Even in his later years, Rothko continued exploring new elements in his work. In 1969, his brown and gray paintings on paper, along with his black and gray works on canvas, prompted some observers to consider the somber colors a precursor to his suicide. But in those very same months, Rothko also began experimenting with ethereal works featuring gray, pale blue, pink, and even lavender, adding small unfinished borders to his paintings to give them a unique effect.
Calm, Violent, or Just Brilliant?
The National Gallery seems an appropriate venue for the show, as it holds the largest collection of more than 1,000 Rothko works. The gallery released a published compilation of the artist’s canvas works in 1998 and is still releasing volumes of his paper works in phases.

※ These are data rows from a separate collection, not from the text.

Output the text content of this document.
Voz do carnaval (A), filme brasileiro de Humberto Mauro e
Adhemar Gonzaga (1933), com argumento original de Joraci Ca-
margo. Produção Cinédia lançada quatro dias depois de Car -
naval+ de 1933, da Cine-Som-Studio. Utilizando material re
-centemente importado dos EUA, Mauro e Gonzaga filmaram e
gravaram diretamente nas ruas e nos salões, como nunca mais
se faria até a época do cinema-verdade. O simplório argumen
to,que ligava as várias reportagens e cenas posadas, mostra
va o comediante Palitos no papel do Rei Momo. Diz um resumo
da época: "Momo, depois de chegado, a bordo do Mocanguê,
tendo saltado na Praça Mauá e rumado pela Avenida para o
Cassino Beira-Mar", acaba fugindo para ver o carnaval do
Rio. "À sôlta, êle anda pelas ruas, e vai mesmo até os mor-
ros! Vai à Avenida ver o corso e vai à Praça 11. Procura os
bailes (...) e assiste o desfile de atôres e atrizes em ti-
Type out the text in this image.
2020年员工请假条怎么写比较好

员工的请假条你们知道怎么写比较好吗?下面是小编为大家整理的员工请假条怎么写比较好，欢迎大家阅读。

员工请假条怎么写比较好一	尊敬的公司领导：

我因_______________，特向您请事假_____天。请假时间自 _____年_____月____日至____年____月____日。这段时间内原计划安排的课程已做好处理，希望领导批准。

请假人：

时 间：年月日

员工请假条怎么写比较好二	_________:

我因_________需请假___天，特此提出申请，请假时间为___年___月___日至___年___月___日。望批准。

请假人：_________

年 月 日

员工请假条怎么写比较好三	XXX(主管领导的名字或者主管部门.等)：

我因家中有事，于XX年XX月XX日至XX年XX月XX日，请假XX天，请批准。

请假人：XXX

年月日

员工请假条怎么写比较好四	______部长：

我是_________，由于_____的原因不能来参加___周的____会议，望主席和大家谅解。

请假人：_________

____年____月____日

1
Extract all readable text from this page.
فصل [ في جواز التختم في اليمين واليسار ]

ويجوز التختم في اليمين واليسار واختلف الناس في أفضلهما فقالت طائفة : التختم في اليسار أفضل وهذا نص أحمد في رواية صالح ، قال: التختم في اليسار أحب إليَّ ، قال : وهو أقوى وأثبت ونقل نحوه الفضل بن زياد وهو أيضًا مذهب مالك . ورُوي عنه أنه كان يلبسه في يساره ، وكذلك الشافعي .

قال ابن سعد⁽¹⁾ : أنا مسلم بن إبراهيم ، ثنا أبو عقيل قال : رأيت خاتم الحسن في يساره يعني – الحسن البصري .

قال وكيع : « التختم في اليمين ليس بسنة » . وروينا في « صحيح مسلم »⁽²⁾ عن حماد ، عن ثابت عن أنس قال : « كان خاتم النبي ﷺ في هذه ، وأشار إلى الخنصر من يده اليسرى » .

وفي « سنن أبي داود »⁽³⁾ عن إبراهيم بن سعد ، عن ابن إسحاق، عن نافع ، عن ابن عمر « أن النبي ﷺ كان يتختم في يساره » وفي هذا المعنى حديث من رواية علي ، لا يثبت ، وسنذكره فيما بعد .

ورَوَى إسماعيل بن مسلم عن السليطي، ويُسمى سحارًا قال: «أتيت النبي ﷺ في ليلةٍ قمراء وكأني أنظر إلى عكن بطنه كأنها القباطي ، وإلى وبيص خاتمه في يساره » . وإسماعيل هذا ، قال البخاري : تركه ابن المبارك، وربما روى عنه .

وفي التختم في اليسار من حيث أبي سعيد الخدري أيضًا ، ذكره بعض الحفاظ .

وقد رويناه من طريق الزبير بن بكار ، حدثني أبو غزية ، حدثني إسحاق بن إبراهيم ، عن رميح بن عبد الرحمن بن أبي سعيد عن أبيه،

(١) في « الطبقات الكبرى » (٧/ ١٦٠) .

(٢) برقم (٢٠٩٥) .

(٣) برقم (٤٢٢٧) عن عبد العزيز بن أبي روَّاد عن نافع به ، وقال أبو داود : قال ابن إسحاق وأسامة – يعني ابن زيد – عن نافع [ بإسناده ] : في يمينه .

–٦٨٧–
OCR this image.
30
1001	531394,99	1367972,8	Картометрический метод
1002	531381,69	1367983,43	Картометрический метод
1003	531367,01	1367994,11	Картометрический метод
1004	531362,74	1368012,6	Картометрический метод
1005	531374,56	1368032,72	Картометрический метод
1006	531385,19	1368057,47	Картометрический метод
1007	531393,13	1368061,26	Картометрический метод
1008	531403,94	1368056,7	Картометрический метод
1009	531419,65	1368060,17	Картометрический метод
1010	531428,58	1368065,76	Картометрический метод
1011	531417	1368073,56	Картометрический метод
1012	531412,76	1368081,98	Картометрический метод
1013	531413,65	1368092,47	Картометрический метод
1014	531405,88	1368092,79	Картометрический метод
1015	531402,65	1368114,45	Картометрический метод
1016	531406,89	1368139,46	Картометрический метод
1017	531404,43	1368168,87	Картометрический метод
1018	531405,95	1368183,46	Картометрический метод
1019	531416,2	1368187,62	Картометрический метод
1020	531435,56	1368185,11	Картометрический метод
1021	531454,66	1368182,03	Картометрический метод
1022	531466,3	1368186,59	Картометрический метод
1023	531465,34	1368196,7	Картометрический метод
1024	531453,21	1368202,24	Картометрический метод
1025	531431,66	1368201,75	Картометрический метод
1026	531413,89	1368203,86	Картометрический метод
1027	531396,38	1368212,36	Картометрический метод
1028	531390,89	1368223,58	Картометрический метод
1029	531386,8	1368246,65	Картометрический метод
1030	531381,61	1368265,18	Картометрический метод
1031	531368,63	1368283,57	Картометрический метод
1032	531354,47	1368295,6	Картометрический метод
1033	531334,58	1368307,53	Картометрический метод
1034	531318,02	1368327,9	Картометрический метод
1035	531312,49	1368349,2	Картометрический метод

Rothko himself disliked the stereotype that his color field paintings were “calm,” claiming that he was “the most violent of all the American painters. Beneath those colors hides the final cataclysm.” The broad scope of the National Gallery’s show demonstrates how colors play different roles to him. Some of Rothko’s darker works absorb light, and the viewers’ interest, while his brighter works — one, with an undercoat of pink, seems phosphorescent — radiate energy outward throughout the gallery.
Cataclysmic or not, “Mark Rothko: Paintings on Paper” allows viewers to see the fullness of the light he brought through his entire career.
“Mark Rothko: Paintings on Paper” is on view at the National Gallery of Art’s East Building through March 24.